Hopeless

After completing the difficult transition from one fibromyalgia medication to another, my doctor and I had a virtual follow-up appointment. I absolutely LOVE virtual visits from the comfort of my home. This one, though, was quite discouraging.

I’d read that many people react to this new med right away but some take a few weeks to feel results. It’s been that long . Because I want this new solution so bad, I continue looking for signs this prescription is helping, even though it has been a month and pain has not subsided. For example, I have a bad headache for at least part of each day, which I wasn’t suffering while on the old med. Herein lies the rub. Are the headaches from quitting the old rx, a regular fibro phase of a symptom, or side effect of new rx? Whatever the cause, there is a wide range of character of pain at sites throughout my body.

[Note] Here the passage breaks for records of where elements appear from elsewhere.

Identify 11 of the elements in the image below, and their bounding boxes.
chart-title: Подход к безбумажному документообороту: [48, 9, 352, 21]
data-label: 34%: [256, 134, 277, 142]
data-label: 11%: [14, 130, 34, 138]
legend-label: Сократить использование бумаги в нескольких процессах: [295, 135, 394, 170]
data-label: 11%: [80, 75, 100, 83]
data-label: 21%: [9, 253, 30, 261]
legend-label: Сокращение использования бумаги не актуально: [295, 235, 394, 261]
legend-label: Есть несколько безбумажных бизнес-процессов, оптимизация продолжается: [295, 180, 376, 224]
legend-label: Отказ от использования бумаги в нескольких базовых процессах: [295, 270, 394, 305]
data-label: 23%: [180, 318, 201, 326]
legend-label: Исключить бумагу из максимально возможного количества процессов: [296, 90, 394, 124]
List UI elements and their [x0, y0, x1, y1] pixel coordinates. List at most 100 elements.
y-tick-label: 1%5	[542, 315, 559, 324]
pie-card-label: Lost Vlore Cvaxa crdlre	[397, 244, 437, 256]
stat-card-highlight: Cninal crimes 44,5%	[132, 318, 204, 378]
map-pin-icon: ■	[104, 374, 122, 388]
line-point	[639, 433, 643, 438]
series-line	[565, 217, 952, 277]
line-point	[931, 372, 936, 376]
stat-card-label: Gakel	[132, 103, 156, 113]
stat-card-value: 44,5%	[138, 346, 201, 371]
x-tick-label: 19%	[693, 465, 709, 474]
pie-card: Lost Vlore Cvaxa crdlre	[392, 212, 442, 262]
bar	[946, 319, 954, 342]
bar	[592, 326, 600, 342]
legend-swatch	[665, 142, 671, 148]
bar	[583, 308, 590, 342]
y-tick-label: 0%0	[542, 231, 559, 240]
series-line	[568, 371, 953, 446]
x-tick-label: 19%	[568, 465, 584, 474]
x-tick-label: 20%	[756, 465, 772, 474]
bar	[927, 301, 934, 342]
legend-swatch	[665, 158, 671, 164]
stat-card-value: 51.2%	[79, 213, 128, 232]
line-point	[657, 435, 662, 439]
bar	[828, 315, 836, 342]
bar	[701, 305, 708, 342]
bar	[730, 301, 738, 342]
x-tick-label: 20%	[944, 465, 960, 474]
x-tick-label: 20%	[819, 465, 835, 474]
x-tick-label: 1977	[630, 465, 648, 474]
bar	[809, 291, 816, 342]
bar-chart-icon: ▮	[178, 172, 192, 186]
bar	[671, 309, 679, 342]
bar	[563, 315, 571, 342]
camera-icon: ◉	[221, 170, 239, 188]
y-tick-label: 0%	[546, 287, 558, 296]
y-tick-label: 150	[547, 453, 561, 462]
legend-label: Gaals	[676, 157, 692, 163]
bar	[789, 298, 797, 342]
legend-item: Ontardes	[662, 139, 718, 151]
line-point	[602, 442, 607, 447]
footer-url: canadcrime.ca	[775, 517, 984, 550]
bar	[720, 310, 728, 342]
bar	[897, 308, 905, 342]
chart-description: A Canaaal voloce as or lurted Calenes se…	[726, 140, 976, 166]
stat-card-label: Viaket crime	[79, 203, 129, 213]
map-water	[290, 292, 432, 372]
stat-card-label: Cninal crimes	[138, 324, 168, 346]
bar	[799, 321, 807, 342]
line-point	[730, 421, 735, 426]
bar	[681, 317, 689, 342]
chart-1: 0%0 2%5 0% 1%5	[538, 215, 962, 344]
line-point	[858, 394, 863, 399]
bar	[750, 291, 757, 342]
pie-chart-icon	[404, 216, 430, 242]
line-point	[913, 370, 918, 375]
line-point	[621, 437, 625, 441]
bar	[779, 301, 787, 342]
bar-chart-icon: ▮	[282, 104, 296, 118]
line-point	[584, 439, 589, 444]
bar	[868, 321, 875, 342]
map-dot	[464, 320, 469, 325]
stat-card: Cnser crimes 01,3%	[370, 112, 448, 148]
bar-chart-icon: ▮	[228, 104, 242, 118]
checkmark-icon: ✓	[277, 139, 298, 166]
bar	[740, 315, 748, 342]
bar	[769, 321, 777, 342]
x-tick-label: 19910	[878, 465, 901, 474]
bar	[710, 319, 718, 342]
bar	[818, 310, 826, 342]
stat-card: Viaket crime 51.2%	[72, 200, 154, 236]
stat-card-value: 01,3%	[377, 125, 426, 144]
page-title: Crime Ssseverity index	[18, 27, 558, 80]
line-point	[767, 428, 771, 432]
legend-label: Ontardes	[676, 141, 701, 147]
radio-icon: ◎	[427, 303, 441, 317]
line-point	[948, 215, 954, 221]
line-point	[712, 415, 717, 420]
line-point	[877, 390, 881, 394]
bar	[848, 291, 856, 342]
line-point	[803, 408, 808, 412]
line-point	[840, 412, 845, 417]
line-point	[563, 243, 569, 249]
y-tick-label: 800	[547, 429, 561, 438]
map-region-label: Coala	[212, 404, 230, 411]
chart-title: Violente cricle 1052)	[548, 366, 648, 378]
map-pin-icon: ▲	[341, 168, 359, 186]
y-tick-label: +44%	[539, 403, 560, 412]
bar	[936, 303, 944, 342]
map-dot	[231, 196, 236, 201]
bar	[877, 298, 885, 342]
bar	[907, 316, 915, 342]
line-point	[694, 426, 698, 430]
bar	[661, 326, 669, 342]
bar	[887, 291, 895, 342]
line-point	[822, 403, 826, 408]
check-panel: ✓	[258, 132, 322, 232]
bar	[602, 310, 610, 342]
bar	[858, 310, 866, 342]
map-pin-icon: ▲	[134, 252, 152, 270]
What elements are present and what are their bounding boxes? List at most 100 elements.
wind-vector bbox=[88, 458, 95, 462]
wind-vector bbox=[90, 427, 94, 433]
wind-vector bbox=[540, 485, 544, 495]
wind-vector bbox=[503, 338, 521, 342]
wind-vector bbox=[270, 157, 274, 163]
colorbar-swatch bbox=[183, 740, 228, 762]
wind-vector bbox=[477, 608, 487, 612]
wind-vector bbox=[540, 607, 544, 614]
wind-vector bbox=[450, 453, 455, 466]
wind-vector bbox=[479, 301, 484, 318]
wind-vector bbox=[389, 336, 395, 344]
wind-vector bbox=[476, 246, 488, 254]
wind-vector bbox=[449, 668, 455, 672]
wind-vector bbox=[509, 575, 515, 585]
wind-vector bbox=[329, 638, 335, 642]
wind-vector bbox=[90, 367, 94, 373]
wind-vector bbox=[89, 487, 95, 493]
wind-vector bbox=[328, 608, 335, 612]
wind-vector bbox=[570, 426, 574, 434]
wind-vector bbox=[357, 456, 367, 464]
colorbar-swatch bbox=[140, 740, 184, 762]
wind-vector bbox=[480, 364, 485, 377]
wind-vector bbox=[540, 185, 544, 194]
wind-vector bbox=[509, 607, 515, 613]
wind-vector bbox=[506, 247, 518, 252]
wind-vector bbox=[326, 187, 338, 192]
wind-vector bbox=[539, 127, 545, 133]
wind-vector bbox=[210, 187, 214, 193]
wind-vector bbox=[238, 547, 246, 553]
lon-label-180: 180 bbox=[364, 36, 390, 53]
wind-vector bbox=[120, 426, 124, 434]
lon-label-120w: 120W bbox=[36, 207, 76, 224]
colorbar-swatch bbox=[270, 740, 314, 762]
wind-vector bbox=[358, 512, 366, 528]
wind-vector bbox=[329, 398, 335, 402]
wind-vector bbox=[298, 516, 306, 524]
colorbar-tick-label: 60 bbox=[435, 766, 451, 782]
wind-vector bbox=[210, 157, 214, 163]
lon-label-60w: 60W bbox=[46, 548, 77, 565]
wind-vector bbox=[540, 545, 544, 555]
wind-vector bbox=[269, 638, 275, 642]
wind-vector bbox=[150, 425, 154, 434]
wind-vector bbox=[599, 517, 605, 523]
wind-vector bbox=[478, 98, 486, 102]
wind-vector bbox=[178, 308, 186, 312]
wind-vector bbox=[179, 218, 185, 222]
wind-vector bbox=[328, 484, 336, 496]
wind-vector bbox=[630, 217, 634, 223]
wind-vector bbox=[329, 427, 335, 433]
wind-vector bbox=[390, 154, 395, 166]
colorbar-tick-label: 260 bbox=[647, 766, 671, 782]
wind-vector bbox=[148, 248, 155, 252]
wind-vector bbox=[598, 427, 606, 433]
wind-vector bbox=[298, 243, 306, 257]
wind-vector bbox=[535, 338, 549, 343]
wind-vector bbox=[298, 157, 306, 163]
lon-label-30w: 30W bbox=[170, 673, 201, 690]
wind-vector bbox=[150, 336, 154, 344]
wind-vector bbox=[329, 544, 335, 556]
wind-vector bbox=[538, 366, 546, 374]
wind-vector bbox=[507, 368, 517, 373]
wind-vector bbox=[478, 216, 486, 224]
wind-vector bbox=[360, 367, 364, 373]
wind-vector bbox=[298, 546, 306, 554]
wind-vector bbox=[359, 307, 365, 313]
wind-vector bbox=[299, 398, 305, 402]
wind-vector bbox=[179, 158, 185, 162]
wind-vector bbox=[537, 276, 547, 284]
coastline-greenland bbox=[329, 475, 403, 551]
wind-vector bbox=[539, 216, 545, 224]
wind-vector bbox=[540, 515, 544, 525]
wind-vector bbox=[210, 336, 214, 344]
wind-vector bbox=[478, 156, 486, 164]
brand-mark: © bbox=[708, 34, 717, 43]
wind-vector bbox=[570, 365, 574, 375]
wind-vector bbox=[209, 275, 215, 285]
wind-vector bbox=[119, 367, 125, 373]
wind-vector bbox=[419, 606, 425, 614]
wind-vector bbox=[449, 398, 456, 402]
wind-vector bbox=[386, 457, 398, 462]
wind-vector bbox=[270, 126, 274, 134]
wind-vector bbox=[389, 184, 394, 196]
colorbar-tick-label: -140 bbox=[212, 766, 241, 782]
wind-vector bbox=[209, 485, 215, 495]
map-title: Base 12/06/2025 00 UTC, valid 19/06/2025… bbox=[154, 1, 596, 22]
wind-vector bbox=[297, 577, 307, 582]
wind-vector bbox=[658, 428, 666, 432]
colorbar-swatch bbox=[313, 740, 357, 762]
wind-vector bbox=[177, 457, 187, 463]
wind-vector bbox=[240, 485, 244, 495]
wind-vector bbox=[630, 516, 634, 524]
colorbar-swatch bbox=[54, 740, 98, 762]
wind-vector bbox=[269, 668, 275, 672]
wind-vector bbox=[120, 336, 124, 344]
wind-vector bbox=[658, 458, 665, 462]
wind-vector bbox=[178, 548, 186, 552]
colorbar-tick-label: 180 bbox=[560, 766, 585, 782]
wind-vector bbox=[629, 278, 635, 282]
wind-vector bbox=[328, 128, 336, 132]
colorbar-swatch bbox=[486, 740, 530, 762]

As I scanned the notes I’d taken over the past few weeks (I’m learning) and reported my pain and possible side effects, my doc asked what I wanted to do. When I questioned her about the possibility the new med is just taking longer, she was not convinced. “We can try longer if you want but it doesn’t seem like it’s working.” I decided to take the new med one more month at a slightly higher dose than typically prescribed. At that point, I will know for sure if it’s effective for me.

What this means/where this leaves me: Following testing I underwent in September and now this attempted medication switch, there is a level of comfort in knowing I’ve tried what I can medically. Then I really think about that – I’ve tried what I can medically. I feel less hope than I did before these efforts.

Rather than looking for treatment, I must explore how I want and am able to live my fibro life. However, when I “plan” what I’m going to do and how often, (stretching, walking, etc.), inevitably a wrench is thrown in the works. Before I decide how I’d like to spend my days, considerable thought will go into how I structure any kind of routine and what Plan B means.

Sigh.

p.s. After increasing the dosage, I’m having adverse side effects. Calling doc on Monday to see about switching back to previous med.